Compassion Conquers Comparisons


Who redeems your life from the pit and crowns you with love and compassion.
Psalm 103:4


Handsome didn't begin to describe my youth group crush. All sense and strength drained from my body any time he entered the room. I tried to play it cool as my stomach played hockey. He was crossing the room with a bead on me.


"Do you want to go driving after?" 


What girl could resist such romance? I tried to offer a non-committal, "Sure," but knew my eyes likely betrayed my excitement. I must have counted to sixty a thousand times before he headed for the door. I sheepishly followed after.


He was one of those cool guys with a cool car built for two but with a minuscule back seat in which one could squeeze on an emergency basis only. Another girl was already standing by my car. What in the world was this? He asked me out.


When Mr. Dreamy arrived at his stud-mobile, he offered the cramped back seat to me and the prime real estate to Miss Moving-in-on-my-Man. A short drive later we were at the Alabama equivalent to Happy Days' Inspiration Point.


I was ordered out of the car. I sat on the back bumper as the windows fogged and the bumper began a rhythmic, albeit short-lived dance.


Humiliation seeped out and shrouded me in shame. 


I was nothing but a cover for Mr. Dreamy to pursue the girl he found worthy. I wasn't her. I was passed over. Unnoticed. Tossed aside.


I immediately drew comparisons between myself and Miss Shannon-You-Never-Had-a-Chance. She was well endowed; I wore two deflated balloons. She was flirtatious and fun; I was studious and serious. 


Do you ever draw comparisons between yourself and others?


When you see a mom with well-behaved children do you secretly wish you were less fun and more of a disciplinarian?


When you see a man who advanced quickly in his career do you try to guess the recipe of his success?


Comparisons are a losing proposition. We see the finish line not the pit stops along the way.


The woman with so-called perfect children may have pit stops such as kids who lack confidence, assertiveness and decision-making skills.


The man with the fast track may have pit stops such as compromising his values or ignoring his wife and kids.

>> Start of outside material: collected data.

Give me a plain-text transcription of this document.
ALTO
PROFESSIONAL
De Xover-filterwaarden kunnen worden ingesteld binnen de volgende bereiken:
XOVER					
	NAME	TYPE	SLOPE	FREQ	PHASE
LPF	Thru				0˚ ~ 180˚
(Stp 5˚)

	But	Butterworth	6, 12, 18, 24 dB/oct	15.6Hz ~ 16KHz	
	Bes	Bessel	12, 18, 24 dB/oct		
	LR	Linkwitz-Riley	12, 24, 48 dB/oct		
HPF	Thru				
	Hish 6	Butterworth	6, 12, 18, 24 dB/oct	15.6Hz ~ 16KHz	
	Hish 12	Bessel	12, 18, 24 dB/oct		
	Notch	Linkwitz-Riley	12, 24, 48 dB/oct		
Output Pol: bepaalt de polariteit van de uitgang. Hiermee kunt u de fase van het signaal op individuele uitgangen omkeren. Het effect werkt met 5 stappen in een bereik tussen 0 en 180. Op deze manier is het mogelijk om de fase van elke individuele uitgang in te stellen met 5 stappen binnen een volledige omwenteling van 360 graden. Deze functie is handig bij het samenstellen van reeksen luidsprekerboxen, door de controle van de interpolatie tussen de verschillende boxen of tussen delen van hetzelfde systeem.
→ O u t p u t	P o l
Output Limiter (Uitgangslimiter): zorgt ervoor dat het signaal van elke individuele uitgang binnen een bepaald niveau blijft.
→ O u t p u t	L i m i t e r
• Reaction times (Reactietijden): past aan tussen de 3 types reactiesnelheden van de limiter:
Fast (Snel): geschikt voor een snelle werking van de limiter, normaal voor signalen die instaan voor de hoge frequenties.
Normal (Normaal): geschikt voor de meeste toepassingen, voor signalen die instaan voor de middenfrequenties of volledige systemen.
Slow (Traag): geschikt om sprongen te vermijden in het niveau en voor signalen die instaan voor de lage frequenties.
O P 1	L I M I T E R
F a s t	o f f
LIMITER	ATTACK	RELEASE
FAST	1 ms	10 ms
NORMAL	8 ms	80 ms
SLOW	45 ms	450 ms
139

Miss Chesty had many pit stops along the route of her life. They weren't pretty. They weren't desirable. They were tragic. 


A moment I thought of as humiliation was actually a crown of God's compassion and love. My purity was saved for another day. Eventually I would learn I didn't need a man to certify my beauty. I allowed the One who still inspires me to pull my life from the pit. He shrouded me in love and compassion. He compared me to no one and loved me exactly as He designed. His compassion conquered my comparisons. 


Have you ever been in the pit of comparison? How could God's love and compassion pull you out today?